ESPN goes to extremes for Summer X Games

By Ken Kerschbaumer
Every year ESPN’s X Games telecast gives viewers at home an up-close look at the half-pipe and dirt track playgrounds where top X gamers compete. But there’s another playground viewers don’t see: the ESPN playground that is the entire X Game experience.

“We pride ourselves on being the testing ground and accepting any new product or idea,” says Paul DiPietro, ESPN senior director, remote operations. “Each year we start with a blank piece of paper and go at it with the attitude that if it works, try it.”

This weekend’s X Games will be held in Los Angeles at the Staples Center and the Home Depot Center, with the main broadcast center and 12 mobile units (NEP Supershooter‘s SS25 and SS18 at the center of the operations) located at the Home Depot Center. Coverage requires 60 cameras, 52,900 feet of triax cable (not including the infrastructure that already exists in the arenas) and 75 VTRs and 22 EVS machines. Six POV cameras, two Strata cranes (a 56-90 foot crane) and two ultra slow-motion systems were on hand to capture the action. This year’s new toy are the two super slow-motion systems, from Fletcher and Tech Imaging, capturing the acrobatics of the athletes at upwards of 1,000 frames per second.

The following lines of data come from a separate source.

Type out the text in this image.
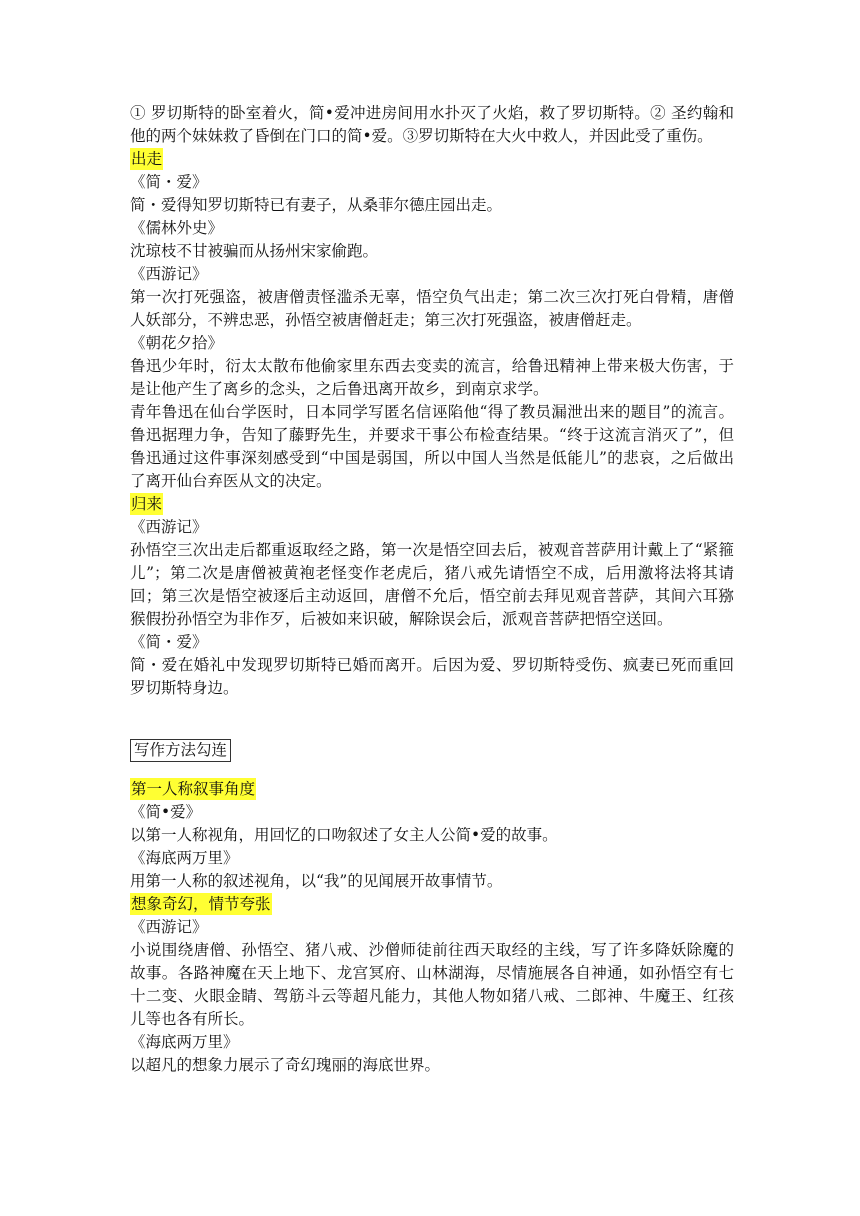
① 罗切斯特的卧室着火，简•爱冲进房间用水扑灭了火焰，救了罗切斯特。② 圣约翰和他的两个妹妹救了昏倒在门口的简•爱。③罗切斯特在大火中救人，并因此受了重伤。

出走

《简・爱》

简・爱得知罗切斯特已有妻子，从桑菲尔德庄园出走。

《儒林外史》

沈琼枝不甘被骗而从扬州宋家偷跑。

《西游记》

第一次打死强盗，被唐僧责怪滥杀无辜，悟空负气出走；第二次三次打死白骨精，唐僧人妖部分，不辨忠恶，孙悟空被唐僧赶走；第三次打死强盗，被唐僧赶走。

《朝花夕拾》

鲁迅少年时，衍太太散布他偷家里东西去变卖的流言，给鲁迅精神上带来极大伤害，于是让他产生了离乡的念头，之后鲁迅离开故乡，到南京求学。

青年鲁迅在仙台学医时，日本同学写匿名信诬陷他“得了教员漏泄出来的题目”的流言。鲁迅据理力争，告知了藤野先生，并要求干事公布检查结果。“终于这流言消灭了”，但鲁迅通过这件事深刻感受到“中国是弱国，所以中国人当然是低能儿”的悲哀，之后做出了离开仙台弃医从文的决定。

归来

《西游记》

孙悟空三次出走后都重返取经之路，第一次是悟空回去后，被观音菩萨用计戴上了“紧箍儿”；第二次是唐僧被黄袍老怪变作老虎后，猪八戒先请悟空不成，后用激将法将其请回；第三次是悟空被逐后主动返回，唐僧不允后，悟空前去拜见观音菩萨，其间六耳猕猴假扮孙悟空为非作歹，后被如来识破，解除误会后，派观音菩萨把悟空送回。

《简・爱》

简・爱在婚礼中发现罗切斯特已婚而离开。后因为爱、罗切斯特受伤、疯妻已死而重回罗切斯特身边。

写作方法勾连
第一人称叙事角度

《简•爱》

以第一人称视角，用回忆的口吻叙述了女主人公简•爱的故事。

《海底两万里》

用第一人称的叙述视角，以“我”的见闻展开故事情节。

想象奇幻，情节夸张

《西游记》

小说围绕唐僧、孙悟空、猪八戒、沙僧师徒前往西天取经的主线，写了许多降妖除魔的故事。各路神魔在天上地下、龙宫冥府、山林湖海，尽情施展各自神通，如孙悟空有七十二变、火眼金睛、驾筋斗云等超凡能力，其他人物如猪八戒、二郎神、牛魔王、红孩儿等也各有所长。

《海底两万里》

以超凡的想象力展示了奇幻瑰丽的海底世界。
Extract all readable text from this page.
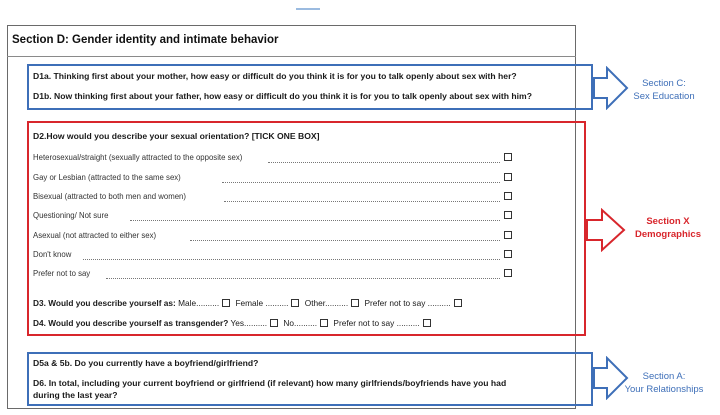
Section D: Gender identity and intimate behavior
D1a. Thinking first about your mother, how easy or difficult do you think it is for you to talk openly about sex with her?
D1b. Now thinking first about your father, how easy or difficult do you think it is for you to talk openly about sex with him?
D2.How would you describe your sexual orientation? [TICK ONE BOX]
Heterosexual/straight (sexually attracted to the opposite sex)
Gay or Lesbian (attracted to the same sex)
Bisexual (attracted to both men and women)
Questioning/ Not sure
Asexual (not attracted to either sex)
Don't know
Prefer not to say
D3. Would you describe yourself as: Male.......... Female .......... Other.......... Prefer not to say ..........
D4. Would you describe yourself as transgender? Yes.......... No.......... Prefer not to say ..........
D5a & 5b. Do you currently have a boyfriend/girlfriend?
D6. In total, including your current boyfriend or girlfriend (if relevant) how many girlfriends/boyfriends have you had
during the last year?
Section C:
Sex Education
Section X
Demographics
Section A:
Your Relationships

Because ESPN created the X Games and basically oversees every aspect of it the network has much more freedom to build an innovative production. Many more handheld cameras are used than the average sporting event and wide-angle shots are the norm. “The camera people have a lot of freedom in positioning themselves to get the shots they want,” says DiPietro.

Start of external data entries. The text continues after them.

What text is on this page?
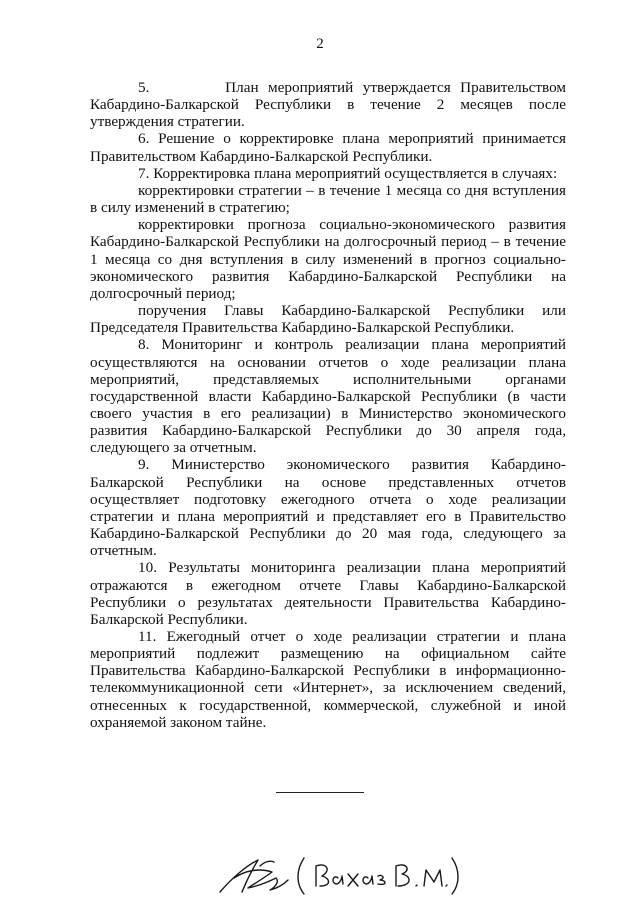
2

5.        План мероприятий утверждается Правительством Кабардино-Балкарской Республики в течение 2 месяцев после утверждения стратегии.

6. Решение о корректировке плана мероприятий принимается Правительством Кабардино-Балкарской Республики.

7. Корректировка плана мероприятий осуществляется в случаях:

корректировки стратегии – в течение 1 месяца со дня вступления в силу изменений в стратегию;

корректировки прогноза социально-экономического развития Кабардино-Балкарской Республики на долгосрочный период – в течение 1 месяца со дня вступления в силу изменений в прогноз социально-экономического развития Кабардино-Балкарской Республики на долгосрочный период;

поручения Главы Кабардино-Балкарской Республики или Председателя Правительства Кабардино-Балкарской Республики.

8. Мониторинг и контроль реализации плана мероприятий осуществляются на основании отчетов о ходе реализации плана мероприятий, представляемых исполнительными органами государственной власти Кабардино-Балкарской Республики (в части своего участия в его реализации) в Министерство экономического развития Кабардино-Балкарской Республики до 30 апреля года, следующего за отчетным.

9. Министерство экономического развития Кабардино-Балкарской Республики на основе представленных отчетов осуществляет подготовку ежегодного отчета о ходе реализации стратегии и плана мероприятий и представляет его в Правительство Кабардино-Балкарской Республики до 20 мая года, следующего за отчетным.

10. Результаты мониторинга реализации плана мероприятий отражаются в ежегодном отчете Главы Кабардино-Балкарской Республики о результатах деятельности Правительства Кабардино-Балкарской Республики.

11. Ежегодный отчет о ходе реализации стратегии и плана мероприятий подлежит размещению на официальном сайте Правительства Кабардино-Балкарской Республики в информационно-телекоммуникационной сети «Интернет», за исключением сведений, отнесенных к государственной, коммерческой, служебной и иной охраняемой законом тайне.
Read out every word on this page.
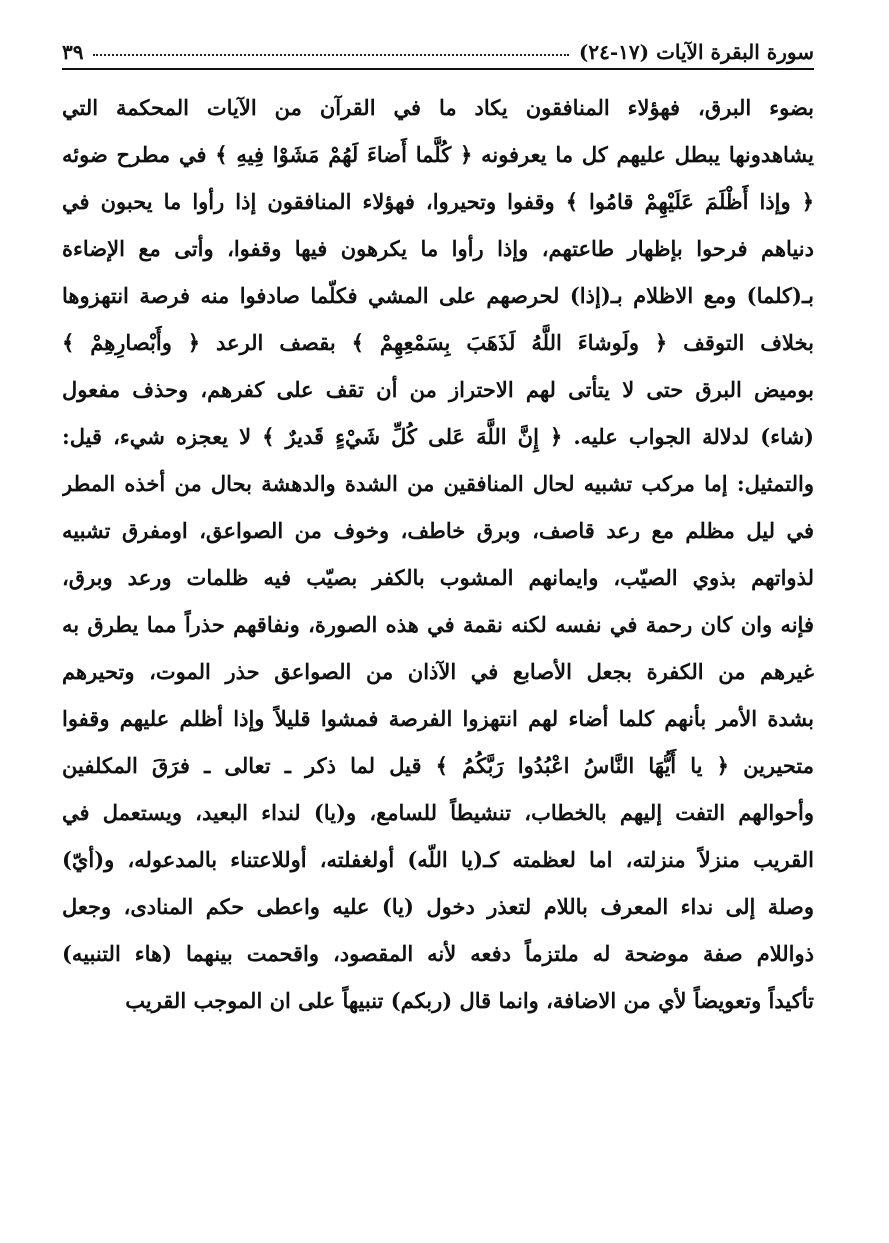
سورة البقرة الآيات (١٧-٢٤)
٣٩
بضوء البرق، فهؤلاء المنافقون يكاد ما في القرآن من الآيات المحكمة التي
يشاهدونها يبطل عليهم كل ما يعرفونه ﴿ كُلَّما أَضاءَ لَهُمْ مَشَوْا فِيهِ ﴾ في مطرح ضوئه
﴿ وإذا أَظْلَمَ عَلَيْهِمْ قامُوا ﴾ وقفوا وتحيروا، فهؤلاء المنافقون إذا رأوا ما يحبون في
دنياهم فرحوا بإظهار طاعتهم، وإذا رأوا ما يكرهون فيها وقفوا، وأتى مع الإضاءة
بـ(كلما) ومع الاظلام بـ(إذا) لحرصهم على المشي فكلّما صادفوا منه فرصة انتهزوها
بخلاف التوقف ﴿ ولَوشاءَ اللَّهُ لَذَهَبَ بِسَمْعِهِمْ ﴾ بقصف الرعد ﴿ وأَبْصارِهِمْ ﴾
بوميض البرق حتى لا يتأتى لهم الاحتراز من أن تقف على كفرهم، وحذف مفعول
(شاء) لدلالة الجواب عليه. ﴿ إِنَّ اللَّهَ عَلى كُلِّ شَيْءٍ قَديرٌ ﴾ لا يعجزه شيء، قيل:
والتمثيل: إما مركب تشبيه لحال المنافقين من الشدة والدهشة بحال من أخذه المطر
في ليل مظلم مع رعد قاصف، وبرق خاطف، وخوف من الصواعق، اومفرق تشبيه
لذواتهم بذوي الصيّب، وايمانهم المشوب بالكفر بصيّب فيه ظلمات ورعد وبرق،
فإنه وان كان رحمة في نفسه لكنه نقمة في هذه الصورة، ونفاقهم حذراً مما يطرق به
غيرهم من الكفرة بجعل الأصابع في الآذان من الصواعق حذر الموت، وتحيرهم
بشدة الأمر بأنهم كلما أضاء لهم انتهزوا الفرصة فمشوا قليلاً وإذا أظلم عليهم وقفوا
متحيرين ﴿ يا أَيُّهَا النَّاسُ اعْبُدُوا رَبَّكُمُ ﴾ قيل لما ذكر ـ تعالى ـ فرَقَ المكلفين
وأحوالهم التفت إليهم بالخطاب، تنشيطاً للسامع، و(يا) لنداء البعيد، ويستعمل في
القريب منزلاً منزلته، اما لعظمته كـ(يا اللّه) أولغفلته، أوللاعتناء بالمدعوله، و(أيّ)
وصلة إلى نداء المعرف باللام لتعذر دخول (يا) عليه واعطى حكم المنادى، وجعل
ذواللام صفة موضحة له ملتزماً دفعه لأنه المقصود، واقحمت بينهما (هاء التنبيه)
تأكيداً وتعويضاً لأي من الاضافة، وانما قال (ربكم) تنبيهاً على ان الموجب القريب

“There’s no governing or sanctioning league,” says Ron Scalise, freelance audio consultant and project manager. “There’s an event organizing committee that has to follow some rules and regulations but we get to put cameras and mics where other leagues might not allow them.”

And those cameras and mics are often on the move. One of the top challenges at the X Games is that there is only about seven minutes of changeover time from one event to the next. That means, for example, every BMX Freestyle camera position has to be transformed into a Skateboard Big Air camera position in a matter of minutes. “Those 60 cameras serve over 100 camera positions,” says DiPietro.

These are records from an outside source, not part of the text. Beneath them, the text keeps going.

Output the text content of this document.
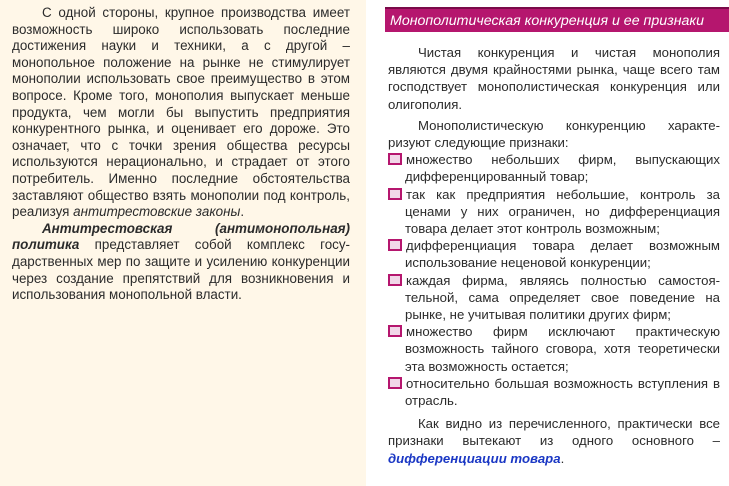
С одной стороны, крупное производства имеет возможность широко использовать последние достижения науки и техники, а с другой – монопольное положение на рынке не стимулирует монополии использовать свое преимущество в этом вопросе. Кроме того, монополия выпускает меньше продукта, чем могли бы выпустить предприятия конкурентного рынка, и оценивает его дороже. Это означает, что с точки зрения общества ресурсы используются нерационально, и страдает от этого потребитель. Именно последние обстоятельства заставляют общество взять монополии под контроль, реализуя антитрестовские законы.

Антитрестовская (антимонопольная) политика представляет собой комплекс государственных мер по защите и усилению конкуренции через создание препятствий для возникновения и использования монопольной власти.

Монополитическая конкуренция и ее признаки

Чистая конкуренция и чистая монополия являются двумя крайностями рынка, чаще всего там господствует монополистическая конкуренция или олигополия.

Монополистическую конкуренцию характеризуют следующие признаки:

множество небольших фирм, выпускающих дифференцированный товар;

так как предприятия небольшие, контроль за ценами у них ограничен, но дифференциация товара делает этот контроль возможным;

дифференциация товара делает возможным использование неценовой конкуренции;

каждая фирма, являясь полностью самостоятельной, сама определяет свое поведение на рынке, не учитывая политики других фирм;

множество фирм исключают практическую возможность тайного сговора, хотя теоретически эта возможность остается;

относительно большая возможность вступления в отрасль.

Как видно из перечисленного, практически все признаки вытекают из одного основного – дифференциации товара.
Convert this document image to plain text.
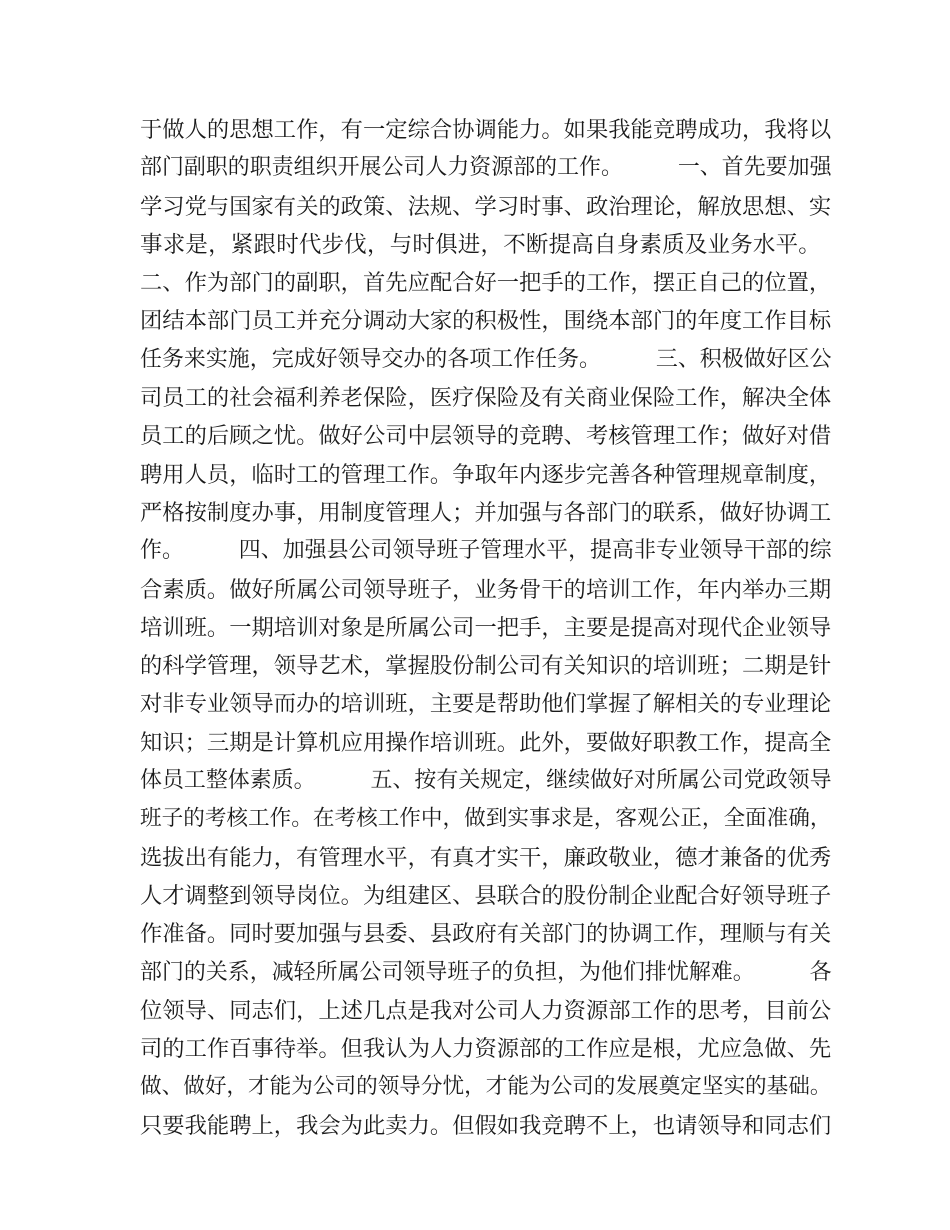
于做人的思想工作，有一定综合协调能力。如果我能竞聘成功，我将以
部门副职的职责组织开展公司人力资源部的工作。　　　一、首先要加强
学习党与国家有关的政策、法规、学习时事、政治理论，解放思想、实
事求是，紧跟时代步伐，与时俱进，不断提高自身素质及业务水平。
二、作为部门的副职，首先应配合好一把手的工作，摆正自己的位置，
团结本部门员工并充分调动大家的积极性，围绕本部门的年度工作目标
任务来实施，完成好领导交办的各项工作任务。　　　三、积极做好区公
司员工的社会福利养老保险，医疗保险及有关商业保险工作，解决全体
员工的后顾之忧。做好公司中层领导的竞聘、考核管理工作；做好对借
聘用人员，临时工的管理工作。争取年内逐步完善各种管理规章制度，
严格按制度办事，用制度管理人；并加强与各部门的联系，做好协调工
作。　　　四、加强县公司领导班子管理水平，提高非专业领导干部的综
合素质。做好所属公司领导班子，业务骨干的培训工作，年内举办三期
培训班。一期培训对象是所属公司一把手，主要是提高对现代企业领导
的科学管理，领导艺术，掌握股份制公司有关知识的培训班；二期是针
对非专业领导而办的培训班，主要是帮助他们掌握了解相关的专业理论
知识；三期是计算机应用操作培训班。此外，要做好职教工作，提高全
体员工整体素质。　　　五、按有关规定，继续做好对所属公司党政领导
班子的考核工作。在考核工作中，做到实事求是，客观公正，全面准确，
选拔出有能力，有管理水平，有真才实干，廉政敬业，德才兼备的优秀
人才调整到领导岗位。为组建区、县联合的股份制企业配合好领导班子
作准备。同时要加强与县委、县政府有关部门的协调工作，理顺与有关
部门的关系，减轻所属公司领导班子的负担，为他们排忧解难。　　　各
位领导、同志们，上述几点是我对公司人力资源部工作的思考，目前公
司的工作百事待举。但我认为人力资源部的工作应是根，尤应急做、先
做、做好，才能为公司的领导分忧，才能为公司的发展奠定坚实的基础。
只要我能聘上，我会为此卖力。但假如我竞聘不上，也请领导和同志们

The quick change over also puts a lot of stress on the communications systems as everyone needs to know exactly where they need to be and when they need to be there. A Telex 128XC Adam frame has an RVON-8 card installed to deliver 8 channels of trunked VoIP connectivity that is piped over a T1 line to the in-house control room. “Fourteen of those cards ties everyone together,” says Stephen Raymond, ESPN senior operations producer.

Still SD
As big of an event as the X Games are (and it requires more than 400 people to put it all together) it’s still a standard-definition viewing experience. The sheer amount of equipment and, more importantly, the long distances of cable runs turns the cost of going HD from being incremental to huge.

“We’ve considered going HD and we’ll continue to investigate it,” says Raymond. “But upgrading a number of SD point-of-view cameras and an SD core Broadcast Center, would make the production much more complex and expensive “

On the audio side the top innovation continues to be what ESPN calls the X-Ducer. The “X-Ducer” is a transducer pick up that is attached to the wooden half pipe (also known as the Vert). It’s comprised of 100 audio pickups that pick up the solid, raw sounds of skateboard or bike wheels flying across the Vert and metal copings.

“It turns the 106-foot Vert into one humongous contact surface,” says Scalise. “It picks up the sound without the PA or crowd and we can pan them so the perspective moves the rider left to right and back as he works the vert with detail. We can then add in stadium ambiences as desired.

Surround Success
While the video portion of ESPN’s coverage is old-school SD the audio side is new-school 5.1 Surround Sound. It’s the only SD event ESPN broadcasts that delivers the thrills in Surround Sound.

‘Every venue produces in Surround and sends back pieces and parts to be assembled in a final mix at the broadcast center,” says Scalise. “There’s also a sub-mixed who does the rear channels and enhances them.”

The live event also requires a large amount of editing. An Avid Unity with 7.5 TB of storage serves 11 nonlinear edit suites, with a couple of those units tied into ProTools audio software. “Editors will pull together lead-ins and bios, build features, and share media among multiple clients like the “X Center,” which is a SportsCenter show for the X games,” says Raymond.

Seven Avid Deko graphic systems are also networked via Gigabit Ethernet. “It’s not seven Avid Deko systems but rather one big one,” says Raymond. “If one went down we could use another.”

ESPN will always use the X Games to push the envelope of televised sports coverage. “At the 1999 Winter X Games this year we put cameras on the snowmobiles but on the first lap they were all broken,” says DiPietro. “Who would have known the amount of stress a snowmobile can put on a camera mount while landing an 80 foot jump ?”

But those sorts of crash landings simply embody the X Games spirit of pushing the boundaries and never settling for the safe route.